Multilateral bodies are weighing in too. The OECD’s February 2025 paper outlines scraped data risks and proposes voluntary codes, while WIPO and GPAI are working toward future treaty-level rules.
What Scholars Are Arguing
Legal academics are split but trends are emerging.
Stanford’s Mark Lemley argues courts may treat AI training much like Google Books: transformative and ultimately pro-competitive. Harvard’s Sobel goes further, questioning whether an artist’s “style” can be copyrighted at all.
Elsewhere, the Columbia Law symposium makes the case for collective licensing at scale. Think blanket, opt-out systems for text and image rights, similar to how music royalties work today. It's a vision that may appeal to both big tech and publishers.
Is Regulation Keeping Up?
Not quite. The largest open-weight models doubled in size between April 2024 and 2025. Fine-tuning cycles that once took months now finish in weeks.
Meanwhile, major U.S. legislation remains stuck in committee. In the EU, full enforcement of the AI Act, including rules for high-risk systems, won’t begin until August 2026 or later depending on the application. With lawmakers still behind the curve, courts are left to fill the gaps, shaping AI policy one case at a time.
Why All This Matters
These rulings and proposals aren’t just legal footnotes, they define how innovation happens.
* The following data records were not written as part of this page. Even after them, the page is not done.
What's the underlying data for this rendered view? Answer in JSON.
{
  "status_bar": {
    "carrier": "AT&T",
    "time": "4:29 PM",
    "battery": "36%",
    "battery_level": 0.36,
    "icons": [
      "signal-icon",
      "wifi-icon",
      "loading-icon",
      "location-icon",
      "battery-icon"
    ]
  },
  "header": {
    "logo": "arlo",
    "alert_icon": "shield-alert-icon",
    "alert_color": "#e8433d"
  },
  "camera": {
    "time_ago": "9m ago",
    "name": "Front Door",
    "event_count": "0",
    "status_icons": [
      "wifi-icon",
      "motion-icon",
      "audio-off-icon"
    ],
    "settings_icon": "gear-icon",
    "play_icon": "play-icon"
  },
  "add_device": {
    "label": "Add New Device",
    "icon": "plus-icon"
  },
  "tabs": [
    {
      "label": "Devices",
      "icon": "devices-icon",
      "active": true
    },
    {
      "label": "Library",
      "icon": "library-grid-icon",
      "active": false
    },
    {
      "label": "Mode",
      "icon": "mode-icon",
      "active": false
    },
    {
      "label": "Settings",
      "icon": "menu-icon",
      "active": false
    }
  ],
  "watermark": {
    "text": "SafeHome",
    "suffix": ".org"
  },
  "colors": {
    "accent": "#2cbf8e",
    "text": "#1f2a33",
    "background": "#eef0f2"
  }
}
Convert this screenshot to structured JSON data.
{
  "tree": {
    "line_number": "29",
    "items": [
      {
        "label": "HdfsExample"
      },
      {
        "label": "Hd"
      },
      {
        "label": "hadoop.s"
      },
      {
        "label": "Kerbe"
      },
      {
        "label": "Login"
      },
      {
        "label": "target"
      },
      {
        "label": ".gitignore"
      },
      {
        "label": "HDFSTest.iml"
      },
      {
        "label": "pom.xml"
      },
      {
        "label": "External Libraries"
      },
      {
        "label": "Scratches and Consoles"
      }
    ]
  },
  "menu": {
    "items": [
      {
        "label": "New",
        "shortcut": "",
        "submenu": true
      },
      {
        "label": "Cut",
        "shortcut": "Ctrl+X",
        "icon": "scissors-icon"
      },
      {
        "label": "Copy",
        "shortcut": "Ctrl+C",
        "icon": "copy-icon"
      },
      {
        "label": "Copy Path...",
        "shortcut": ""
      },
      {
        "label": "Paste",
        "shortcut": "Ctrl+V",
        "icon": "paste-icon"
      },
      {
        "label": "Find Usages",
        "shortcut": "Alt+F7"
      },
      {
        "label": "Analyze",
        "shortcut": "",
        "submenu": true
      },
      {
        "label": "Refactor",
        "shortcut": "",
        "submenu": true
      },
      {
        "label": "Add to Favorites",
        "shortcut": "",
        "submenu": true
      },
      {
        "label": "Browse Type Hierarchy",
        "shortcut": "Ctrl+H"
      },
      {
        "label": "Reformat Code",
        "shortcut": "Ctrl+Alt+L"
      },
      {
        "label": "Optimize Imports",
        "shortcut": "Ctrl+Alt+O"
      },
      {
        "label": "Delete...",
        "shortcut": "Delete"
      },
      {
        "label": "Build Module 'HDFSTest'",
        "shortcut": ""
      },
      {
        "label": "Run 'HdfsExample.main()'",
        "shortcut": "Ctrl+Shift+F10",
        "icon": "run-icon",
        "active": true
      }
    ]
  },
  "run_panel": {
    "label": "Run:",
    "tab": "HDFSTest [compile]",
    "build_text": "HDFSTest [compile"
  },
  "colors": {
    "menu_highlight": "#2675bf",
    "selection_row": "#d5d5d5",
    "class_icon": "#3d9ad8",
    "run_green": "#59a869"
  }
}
Litigation costs already exceed $300 million. Whether AI developers must license content or rely on fair use determines who can compete, small labs or just tech giants. Meanwhile, businesses are being nudged toward dataset transparency, with compliance tools like watermarking, opt-out dashboards, and dataset “nutrition labels” gaining traction.
This evolving two-track system, rapid innovation on one side, slower regulation and licensing on the other, is set to shape how generative AI expands across industries.
What Next?
Appeals in the Meta and Anthropic rulings could reach the U.S. Supreme Court.
The EU will issue new standards for dataset disclosures under the AI Act.
Collective licensing platforms and token-priced APIs are being trialled by major publishers and Microsoft.
Technical solutions such as model-side hashing and watermarking are emerging as compliance defaults.
And authors are fighting back: an open letter signed by over 70 creators calls for publishers to rethink how AI fits into their contracts and content pipelines.